Time for Us (1)

397 55 16
                                    

Sebelumnya: Mingyu mengenang kembali persahabatan trio fisika dengan Yugyeom yang kini telah tiada ketika Junhoe muncul, hendak berenang di kolam yang sama dengan Jungkook. Pimook mencetuskan ide balap renang, di mana Jungkook menang dan Junhoe kalah. Jungkook melayangkan tinjunya sebagai 'hadiah', tetapi malah Mingyu yang terpukul. Yuna yang menyaksikan itu ikut terlempar pula ke masa lalu yang pahit.

***

"Kupikir aku adalah orang terakhir yang akan kausakiti secara fisik gara-gara Yugyeom. Mau berapa lama lagi kau melampiaskan emosimu sembarangan begini, Jungkook-ah?"

Telapak kaki Yuna tersentuh luberan air kolam, tetapi sensasi dingin yang menggigit ini tidak berasal dari sana. Air kolam tak akan menjalarkan kebekuan ke sepanjang tulang belakangnya. Sensasi seperti es tersebut hanya dapat dipatahkan jika ia memutus kontak mata dengan Jungkook—hal yang mustahil ia lakukan sekarang.

"Tolong jangan ikut-ikutan lagi, Yuna-ya." Sial, suara Jungkook terdengar jauh dan marah. "Aku minta tolong sekali."

Sayangnya, Yuna sudah bertekad untuk tidak melarikan diri (lagi). Ia terlalu lunak selama ini sehingga Jungkook juga terus terperangkap dalam lingkaran setan traumanya.

"Aku ingin kau sembuh dari luka yang kautimbulkan sendiri."

"Jika kau tidak menyingkir, tangan ini akan melayang ke wajahmu." Dengusan napas Jungkook makin jelas di telinga Yuna.

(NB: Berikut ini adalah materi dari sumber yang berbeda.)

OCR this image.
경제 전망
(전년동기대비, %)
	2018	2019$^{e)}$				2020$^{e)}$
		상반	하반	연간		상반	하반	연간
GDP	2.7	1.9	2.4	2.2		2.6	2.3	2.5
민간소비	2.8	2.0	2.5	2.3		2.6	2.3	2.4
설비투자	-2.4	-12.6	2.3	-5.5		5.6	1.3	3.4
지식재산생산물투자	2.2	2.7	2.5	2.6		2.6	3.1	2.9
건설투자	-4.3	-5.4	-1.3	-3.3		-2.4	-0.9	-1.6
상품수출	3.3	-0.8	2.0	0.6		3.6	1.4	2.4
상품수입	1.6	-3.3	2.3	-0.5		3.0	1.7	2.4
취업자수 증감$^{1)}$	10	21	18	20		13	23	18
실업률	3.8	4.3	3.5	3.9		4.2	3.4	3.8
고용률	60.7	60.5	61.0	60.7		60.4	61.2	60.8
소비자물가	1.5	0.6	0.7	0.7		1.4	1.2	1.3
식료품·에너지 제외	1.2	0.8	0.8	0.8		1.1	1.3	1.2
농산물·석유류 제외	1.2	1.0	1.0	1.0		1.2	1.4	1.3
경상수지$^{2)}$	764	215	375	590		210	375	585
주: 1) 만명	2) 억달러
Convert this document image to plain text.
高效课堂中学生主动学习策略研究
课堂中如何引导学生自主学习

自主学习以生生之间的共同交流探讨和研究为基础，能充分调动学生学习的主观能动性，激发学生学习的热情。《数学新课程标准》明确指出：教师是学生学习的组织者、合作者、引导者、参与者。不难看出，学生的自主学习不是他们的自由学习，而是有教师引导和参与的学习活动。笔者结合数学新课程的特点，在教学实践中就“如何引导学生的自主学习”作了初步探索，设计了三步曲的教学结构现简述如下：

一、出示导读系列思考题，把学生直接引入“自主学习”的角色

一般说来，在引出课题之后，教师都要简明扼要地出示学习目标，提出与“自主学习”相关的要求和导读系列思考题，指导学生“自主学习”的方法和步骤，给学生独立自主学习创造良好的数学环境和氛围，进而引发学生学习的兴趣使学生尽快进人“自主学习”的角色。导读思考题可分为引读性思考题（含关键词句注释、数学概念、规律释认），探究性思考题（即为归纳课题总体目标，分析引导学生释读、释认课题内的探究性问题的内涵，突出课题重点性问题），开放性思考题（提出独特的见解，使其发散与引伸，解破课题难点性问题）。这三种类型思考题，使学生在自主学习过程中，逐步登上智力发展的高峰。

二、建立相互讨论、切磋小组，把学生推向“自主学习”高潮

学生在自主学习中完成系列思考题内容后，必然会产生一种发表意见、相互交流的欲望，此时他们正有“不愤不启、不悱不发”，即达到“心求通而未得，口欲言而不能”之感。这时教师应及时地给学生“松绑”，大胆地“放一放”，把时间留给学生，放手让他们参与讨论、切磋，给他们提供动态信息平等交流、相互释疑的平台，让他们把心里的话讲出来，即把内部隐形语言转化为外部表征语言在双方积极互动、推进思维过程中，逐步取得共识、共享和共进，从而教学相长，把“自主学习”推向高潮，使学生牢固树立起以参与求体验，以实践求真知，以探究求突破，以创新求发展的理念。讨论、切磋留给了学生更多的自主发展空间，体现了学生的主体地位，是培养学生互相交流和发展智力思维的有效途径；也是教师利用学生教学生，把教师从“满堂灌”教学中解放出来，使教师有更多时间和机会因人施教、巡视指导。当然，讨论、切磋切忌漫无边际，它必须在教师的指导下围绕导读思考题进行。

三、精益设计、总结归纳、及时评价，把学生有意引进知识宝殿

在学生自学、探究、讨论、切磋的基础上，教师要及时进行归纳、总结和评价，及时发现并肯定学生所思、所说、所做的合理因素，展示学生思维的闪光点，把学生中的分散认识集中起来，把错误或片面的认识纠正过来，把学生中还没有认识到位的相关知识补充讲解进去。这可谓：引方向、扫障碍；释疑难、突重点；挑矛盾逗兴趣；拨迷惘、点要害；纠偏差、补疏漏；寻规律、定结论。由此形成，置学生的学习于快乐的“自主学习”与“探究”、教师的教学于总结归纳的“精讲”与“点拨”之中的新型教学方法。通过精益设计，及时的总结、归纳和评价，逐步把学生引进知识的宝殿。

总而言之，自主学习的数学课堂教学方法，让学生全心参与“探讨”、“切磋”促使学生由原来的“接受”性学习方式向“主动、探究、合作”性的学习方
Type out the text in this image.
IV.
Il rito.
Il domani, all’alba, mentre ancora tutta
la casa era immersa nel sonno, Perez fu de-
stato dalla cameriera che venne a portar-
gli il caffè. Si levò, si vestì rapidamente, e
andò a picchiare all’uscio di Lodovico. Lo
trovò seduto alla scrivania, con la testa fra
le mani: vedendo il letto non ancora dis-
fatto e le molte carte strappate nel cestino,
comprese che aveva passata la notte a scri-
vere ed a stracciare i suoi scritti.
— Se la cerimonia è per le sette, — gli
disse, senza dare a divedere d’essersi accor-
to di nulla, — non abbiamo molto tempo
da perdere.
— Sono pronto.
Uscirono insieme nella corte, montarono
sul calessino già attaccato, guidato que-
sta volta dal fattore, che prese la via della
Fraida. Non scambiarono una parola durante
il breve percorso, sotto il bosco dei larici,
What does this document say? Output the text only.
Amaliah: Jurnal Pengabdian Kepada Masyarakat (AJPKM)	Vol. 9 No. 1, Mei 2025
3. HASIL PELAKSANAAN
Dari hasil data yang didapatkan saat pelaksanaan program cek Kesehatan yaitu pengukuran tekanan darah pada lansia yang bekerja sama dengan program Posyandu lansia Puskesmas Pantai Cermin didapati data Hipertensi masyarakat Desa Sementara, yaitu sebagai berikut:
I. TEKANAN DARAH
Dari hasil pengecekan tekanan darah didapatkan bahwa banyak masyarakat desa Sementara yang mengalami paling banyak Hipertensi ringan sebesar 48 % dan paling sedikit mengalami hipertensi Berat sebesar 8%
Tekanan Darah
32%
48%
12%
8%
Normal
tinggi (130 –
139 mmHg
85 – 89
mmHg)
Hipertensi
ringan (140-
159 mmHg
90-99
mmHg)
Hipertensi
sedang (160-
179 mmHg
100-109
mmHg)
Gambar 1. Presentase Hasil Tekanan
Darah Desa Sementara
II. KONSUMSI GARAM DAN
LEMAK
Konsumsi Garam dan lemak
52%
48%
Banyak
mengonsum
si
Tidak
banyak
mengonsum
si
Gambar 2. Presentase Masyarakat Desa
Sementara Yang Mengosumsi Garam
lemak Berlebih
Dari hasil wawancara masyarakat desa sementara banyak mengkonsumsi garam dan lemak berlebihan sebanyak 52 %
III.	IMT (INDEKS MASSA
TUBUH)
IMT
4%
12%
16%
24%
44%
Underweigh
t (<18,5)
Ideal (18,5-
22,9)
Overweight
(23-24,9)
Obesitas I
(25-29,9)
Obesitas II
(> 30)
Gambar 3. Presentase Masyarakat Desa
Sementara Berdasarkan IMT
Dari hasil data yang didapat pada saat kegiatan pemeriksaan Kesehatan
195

Ambang ledak si pemuda dalam keadaan seperti itu sangat rendah. Kendati demikian, Yuna sadar posisinya sebagai kunci kendali diri Jungkook, maka ia terus pasang badan seolah-olah tidak gentar sedikit pun.

"Aku tahu kau tidak akan sanggup menyakitiku lagi, betapapun marahnya kau padaku. Aku juga tahu kalau kau dapat menahan diri dari menamparku, suatu saat nanti, kau juga akan memaafkan Goo Junhoe."

"YUNA!!!"

Tangan Jungkook terangkat mengancam. Pimook yang panik menahan tangan itu.

"Kook, sudah! Sudah, ayo, kita masuk dan keringkan badanmu, oke?"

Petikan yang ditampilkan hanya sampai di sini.